Matchup to Watch: Nikola Vucevic vs. Jusuf Nurkic. Two mammoth European centers, I’m amusing myself by imagining them mauling each other under the basket over the ball like two polar bears brawling over a dead seal.
I imagine Nurkic plays more minutes in this game; Vooch is as slow as he is, and Clifford needs the big Swiss-born center in the game to have the best shot at beating the Blazers.
Prediction: Lillard explodes for 40, canceling out big games from two of the Magic’s three leaders. Portland picks up their first road win of the season.
Saturday, Oct. 27: @ the Miami Heat, 5:00 PM, NBCSNW
The Skinny: After dropping out of the Jimmy Butler “sweepstakes,” the Heat have gone back to the existence they’ve trapped themselves in for the last three years: fielding a roster of grinders and sub-star talents, praying Hassan Whiteside the man-child doesn’t throw a tantrum, and eternally waiting for Justice Winslow to do more than play good defense and brick jumpers.
This is Dwyane Wade’s final year in the NBA, as well. Kind of inauspicious for a three-time NBA champion, one of the five best shooting guards of all time, and a Miami icon to go out on a team like this, but we often don’t get to choose our ends in this life. Even if we happen to be multi-millionaire athletes.
As for the Heat at large, they will scratch, claw, bite, kick, and gouge their way through games; each of their three games so far have been decided by three points or less, the last two by a single point. They will make it close, boring, and painful to watch. They don’t have the talent to win pretty.
Matchup to Watch: Hassan Whiteside vs. the Blazers centers. I think Collins will get most of the run in this game, though Nurkic will start. Nurk plays closer to the basket, which does play into Whiteside’s strengths—one thing to watch is for the Bosnian to try to fake Whiteside into the air before going up toward the basket.
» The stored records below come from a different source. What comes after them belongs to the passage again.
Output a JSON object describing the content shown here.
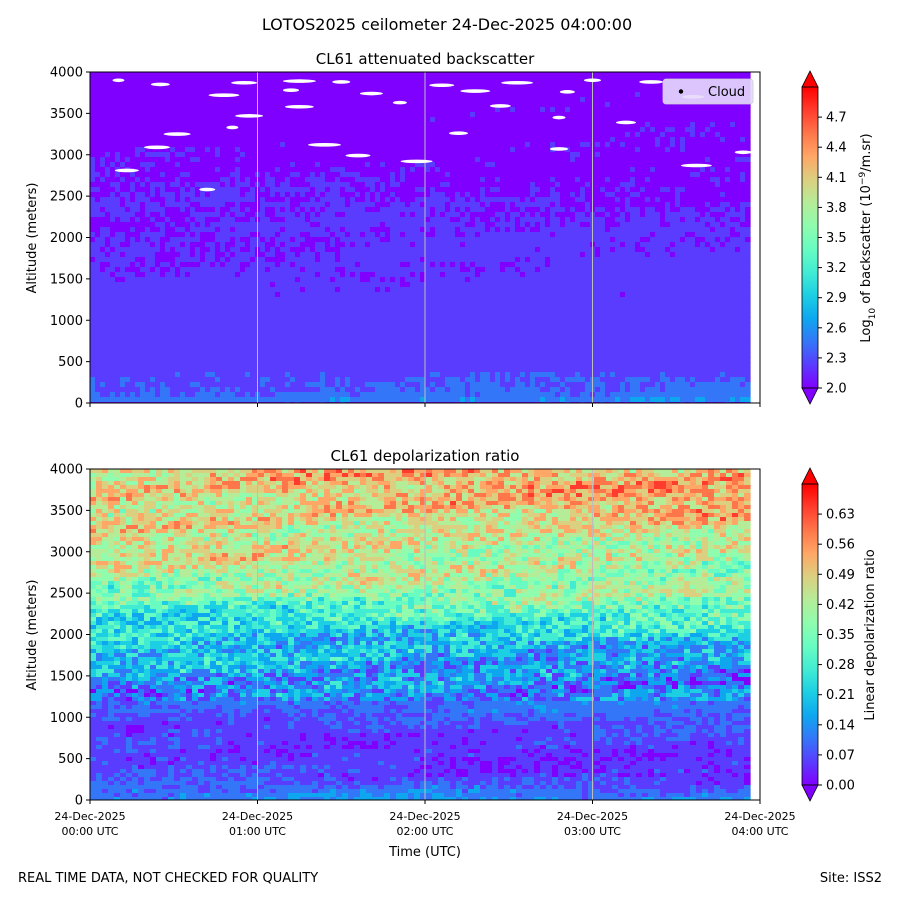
{
  "figure": {
    "suptitle": "LOTOS2025 ceilometer 24-Dec-2025 04:00:00",
    "footer_left": "REAL TIME DATA, NOT CHECKED FOR QUALITY",
    "footer_right": "Site: ISS2"
  },
  "colors": {
    "colormap": [
      "#8000ff",
      "#5a3cfe",
      "#3476f8",
      "#0ea7ef",
      "#1ccfe3",
      "#42ecd3",
      "#68fcc2",
      "#8ffcae",
      "#b5ec98",
      "#dbcf80",
      "#ffa766",
      "#ff764a",
      "#ff3c2d",
      "#ff0000"
    ],
    "gridline": "#bdbdbd",
    "cloud_marker": "#ffffff",
    "legend_bg": "#e6dafc"
  },
  "chart_data": [
    {
      "type": "heatmap",
      "title": "CL61 attenuated backscatter",
      "ylabel": "Altitude (meters)",
      "ylim": [
        0,
        4000
      ],
      "yticks": [
        "0",
        "500",
        "1000",
        "1500",
        "2000",
        "2500",
        "3000",
        "3500",
        "4000"
      ],
      "xlim": [
        "24-Dec-2025 00:00 UTC",
        "24-Dec-2025 04:00 UTC"
      ],
      "colorbar": {
        "label_prefix": "Log",
        "label_sub": "10",
        "label_mid": " of backscatter (10",
        "label_sup": "−9",
        "label_suffix": "/m.sr)",
        "range": [
          2.0,
          5.0
        ],
        "ticks": [
          "2.0",
          "2.3",
          "2.6",
          "2.9",
          "3.2",
          "3.5",
          "3.8",
          "4.1",
          "4.4",
          "4.7"
        ],
        "tick_values": [
          2.0,
          2.3,
          2.6,
          2.9,
          3.2,
          3.5,
          3.8,
          4.1,
          4.4,
          4.7
        ]
      },
      "legend": {
        "label": "Cloud",
        "position": "upper right"
      },
      "profile": [
        {
          "altitude": 0,
          "value": 2.6
        },
        {
          "altitude": 100,
          "value": 2.4
        },
        {
          "altitude": 400,
          "value": 2.25
        },
        {
          "altitude": 1500,
          "value": 2.15
        },
        {
          "altitude": 4000,
          "value": 2.05
        }
      ],
      "clouds": [
        {
          "t": 0.17,
          "altitude": 3900
        },
        {
          "t": 0.42,
          "altitude": 3850
        },
        {
          "t": 0.92,
          "altitude": 3870
        },
        {
          "t": 1.25,
          "altitude": 3890
        },
        {
          "t": 1.5,
          "altitude": 3880
        },
        {
          "t": 2.1,
          "altitude": 3840
        },
        {
          "t": 2.55,
          "altitude": 3870
        },
        {
          "t": 3.0,
          "altitude": 3900
        },
        {
          "t": 3.35,
          "altitude": 3880
        },
        {
          "t": 0.8,
          "altitude": 3720
        },
        {
          "t": 1.2,
          "altitude": 3780
        },
        {
          "t": 1.68,
          "altitude": 3740
        },
        {
          "t": 2.3,
          "altitude": 3770
        },
        {
          "t": 2.85,
          "altitude": 3760
        },
        {
          "t": 3.6,
          "altitude": 3700
        },
        {
          "t": 1.25,
          "altitude": 3580
        },
        {
          "t": 1.85,
          "altitude": 3630
        },
        {
          "t": 2.45,
          "altitude": 3590
        },
        {
          "t": 0.95,
          "altitude": 3470
        },
        {
          "t": 2.8,
          "altitude": 3450
        },
        {
          "t": 3.2,
          "altitude": 3390
        },
        {
          "t": 0.52,
          "altitude": 3250
        },
        {
          "t": 0.85,
          "altitude": 3330
        },
        {
          "t": 2.2,
          "altitude": 3260
        },
        {
          "t": 0.4,
          "altitude": 3090
        },
        {
          "t": 1.4,
          "altitude": 3120
        },
        {
          "t": 2.8,
          "altitude": 3070
        },
        {
          "t": 1.6,
          "altitude": 2990
        },
        {
          "t": 1.95,
          "altitude": 2920
        },
        {
          "t": 3.9,
          "altitude": 3030
        },
        {
          "t": 0.22,
          "altitude": 2810
        },
        {
          "t": 3.62,
          "altitude": 2870
        },
        {
          "t": 0.7,
          "altitude": 2580
        }
      ]
    },
    {
      "type": "heatmap",
      "title": "CL61 depolarization ratio",
      "ylabel": "Altitude (meters)",
      "xlabel": "Time (UTC)",
      "ylim": [
        0,
        4000
      ],
      "yticks": [
        "0",
        "500",
        "1000",
        "1500",
        "2000",
        "2500",
        "3000",
        "3500",
        "4000"
      ],
      "xticks": [
        {
          "date": "24-Dec-2025",
          "time": "00:00 UTC"
        },
        {
          "date": "24-Dec-2025",
          "time": "01:00 UTC"
        },
        {
          "date": "24-Dec-2025",
          "time": "02:00 UTC"
        },
        {
          "date": "24-Dec-2025",
          "time": "03:00 UTC"
        },
        {
          "date": "24-Dec-2025",
          "time": "04:00 UTC"
        }
      ],
      "colorbar": {
        "label": "Linear depolarization ratio",
        "range": [
          0.0,
          0.7
        ],
        "ticks": [
          "0.00",
          "0.07",
          "0.14",
          "0.21",
          "0.28",
          "0.35",
          "0.42",
          "0.49",
          "0.56",
          "0.63"
        ],
        "tick_values": [
          0.0,
          0.07,
          0.14,
          0.21,
          0.28,
          0.35,
          0.42,
          0.49,
          0.56,
          0.63
        ]
      },
      "profile": [
        {
          "altitude": 0,
          "value": 0.12
        },
        {
          "altitude": 300,
          "value": 0.05
        },
        {
          "altitude": 800,
          "value": 0.06
        },
        {
          "altitude": 1500,
          "value": 0.13
        },
        {
          "altitude": 2000,
          "value": 0.24
        },
        {
          "altitude": 2500,
          "value": 0.36
        },
        {
          "altitude": 3000,
          "value": 0.44
        },
        {
          "altitude": 3500,
          "value": 0.5
        },
        {
          "altitude": 4000,
          "value": 0.5
        }
      ]
    }
  ]
}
The Heat center only knows how to block shots, usually out of bounds. We call that the Dwight Howard Special, and it is a stupid basketball play; if you can swat it that far, sock that puppy to half court! Free two points for any guard who can chase the ball down! I’m not surprised that Whiteside hasn’t learned his fundamentals, however; he seems like an airheaded dumbass—Howard without the corny jokes and random farts.
Getting fouls on Whiteside is a good way to frustrate him, and a frustrated Whiteside will help the Blazers more than the Heat.
Prediction: Despite picking on Whiteside, Lillard, McCollum and Harkless party too long on South Beach the night before the game. Miami wins by double digits, and Dame battles a hangover.